In a surprising blow to President Obama, seven Democratic Senators turned against his controversial nominee Justice Department nominee, Debo Adegbile, helping defeat him on a bare-majority vote, 47-52.
Adegbile, nominated to be the DOJ’s Assistant Attorney General for Civil Rights, had earned the ire of law enforcement officials for the way because of his defense of cop-killer Mumia Abu-Jamal, essentially portraying the slain police officer as a racist.
He also encountered controversy because he dismissed the merits of a range of contitutional and civil rights important to conservatives.
For example, Adegbile argued that the Second Amendment does not give ordinary Americans the right right to own a gun.
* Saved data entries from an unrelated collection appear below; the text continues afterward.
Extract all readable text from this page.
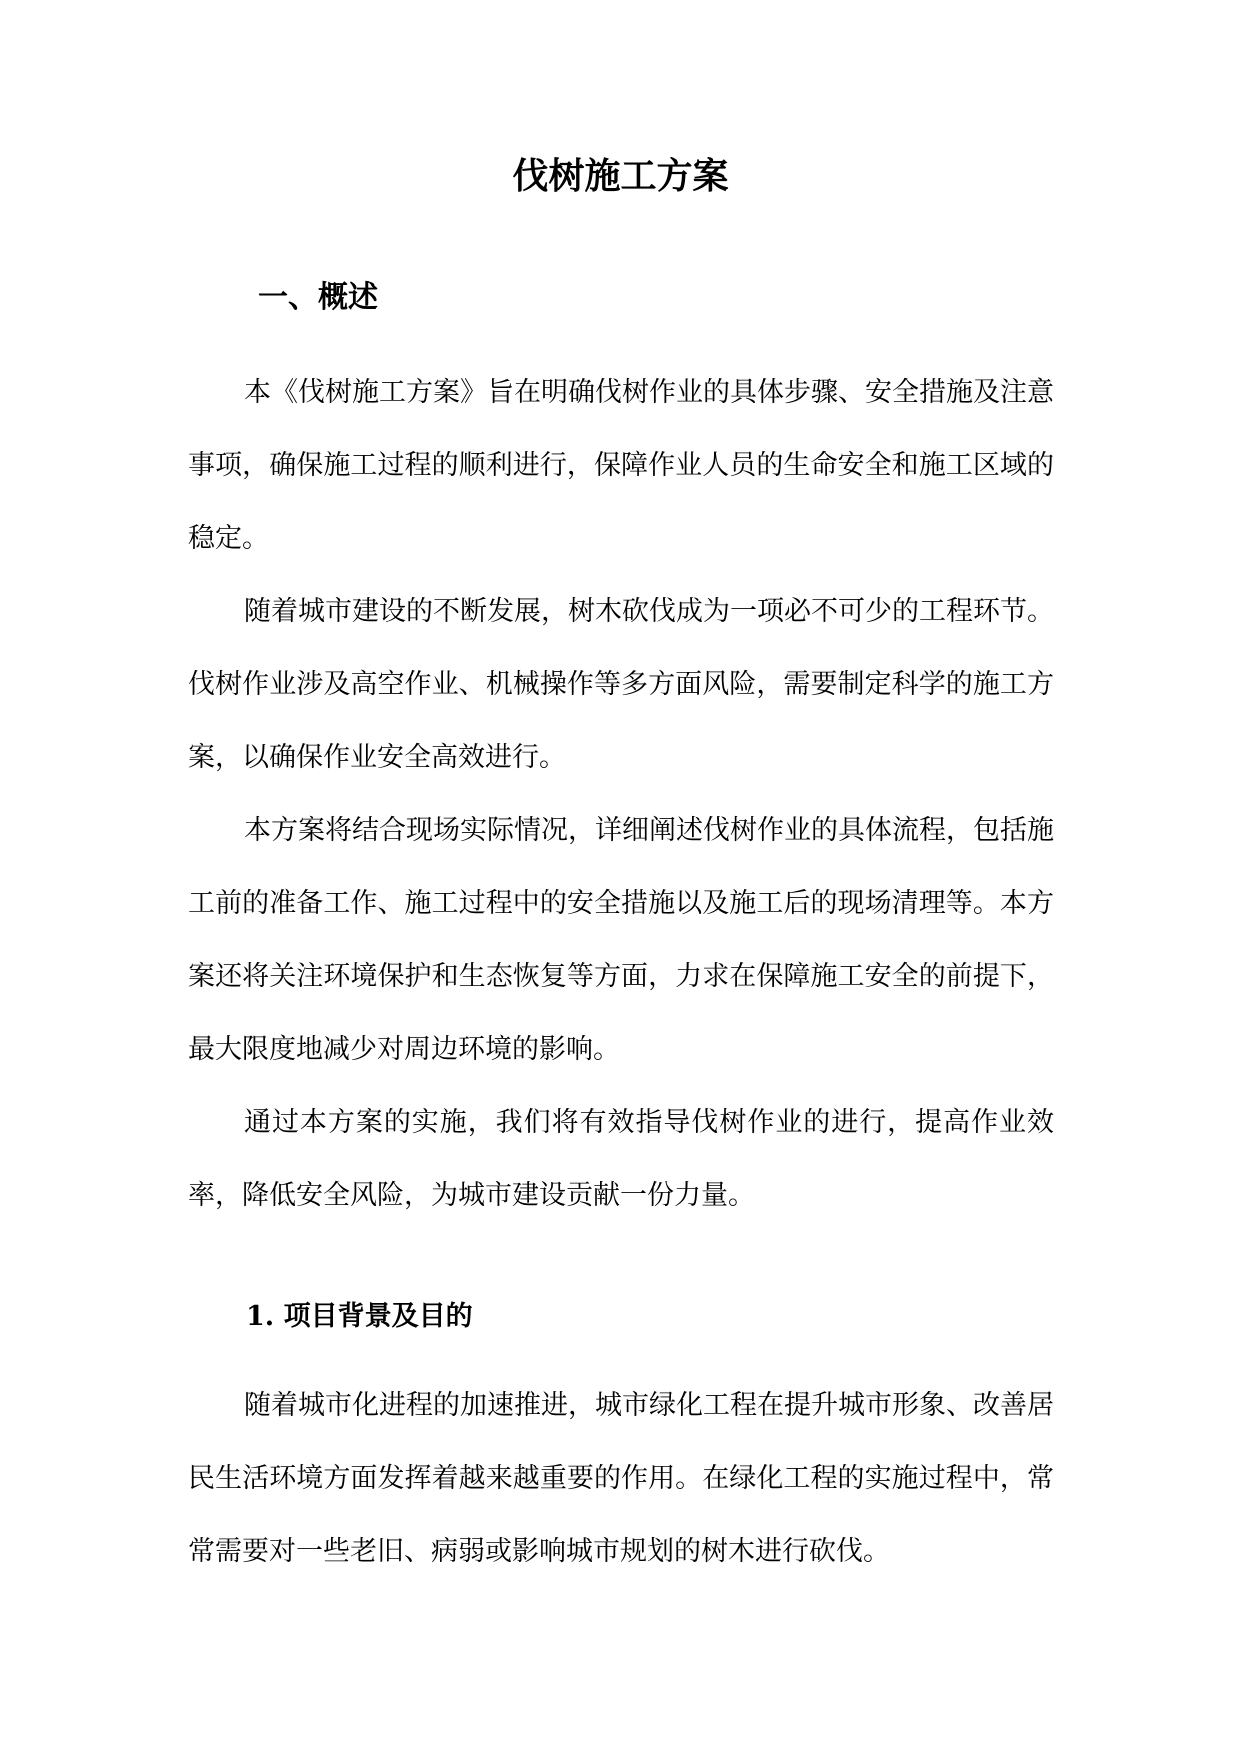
伐树施工方案
一、概述

本《伐树施工方案》旨在明确伐树作业的具体步骤、安全措施及注意事项，确保施工过程的顺利进行，保障作业人员的生命安全和施工区域的稳定。

随着城市建设的不断发展，树木砍伐成为一项必不可少的工程环节。伐树作业涉及高空作业、机械操作等多方面风险，需要制定科学的施工方案，以确保作业安全高效进行。

本方案将结合现场实际情况，详细阐述伐树作业的具体流程，包括施工前的准备工作、施工过程中的安全措施以及施工后的现场清理等。本方案还将关注环境保护和生态恢复等方面，力求在保障施工安全的前提下，最大限度地减少对周边环境的影响。

通过本方案的实施，我们将有效指导伐树作业的进行，提高作业效率，降低安全风险，为城市建设贡献一份力量。

1. 项目背景及目的

随着城市化进程的加速推进，城市绿化工程在提升城市形象、改善居民生活环境方面发挥着越来越重要的作用。在绿化工程的实施过程中，常常需要对一些老旧、病弱或影响城市规划的树木进行砍伐。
He also argued that churches have no religious liberty protections against the federal government ordering a church to reinstate a to a teaching ministry position someone the church had fired for violating church teaching. (The Supreme Court rejected this argument by a 9-0 vote, holding in its 2012 Hosanna-Tabor case that the Equal Employment Opportunity Commission could not order a Lutheran church to take back a defrocked minister because the EEOC’s order violated the First Amendment.)
On the flip-side, Adegbile does push for recognition of various controversial civil rights that have never been recognized by the Supreme Court. For example, Adegbile has argued a business can be required to hire convicted felons, because refusing to do so violates the felon’s civil rights.
The vote is important because it’s one of the first major nomination fights since Majority Leader Sen. Harry Reid (D-NV)invoked the nuclear option, removing the possibility of filibusters that require 60 votes to move a nomination. Sen. Lindsay Graham has warned that Americans should expect President Obama to nominate individuals who are much further to the left, since the president need only get 51 votes to confirm them.
Reid changed his vote against Adegbile after initially voting for him, which was likely done for procedural reasons.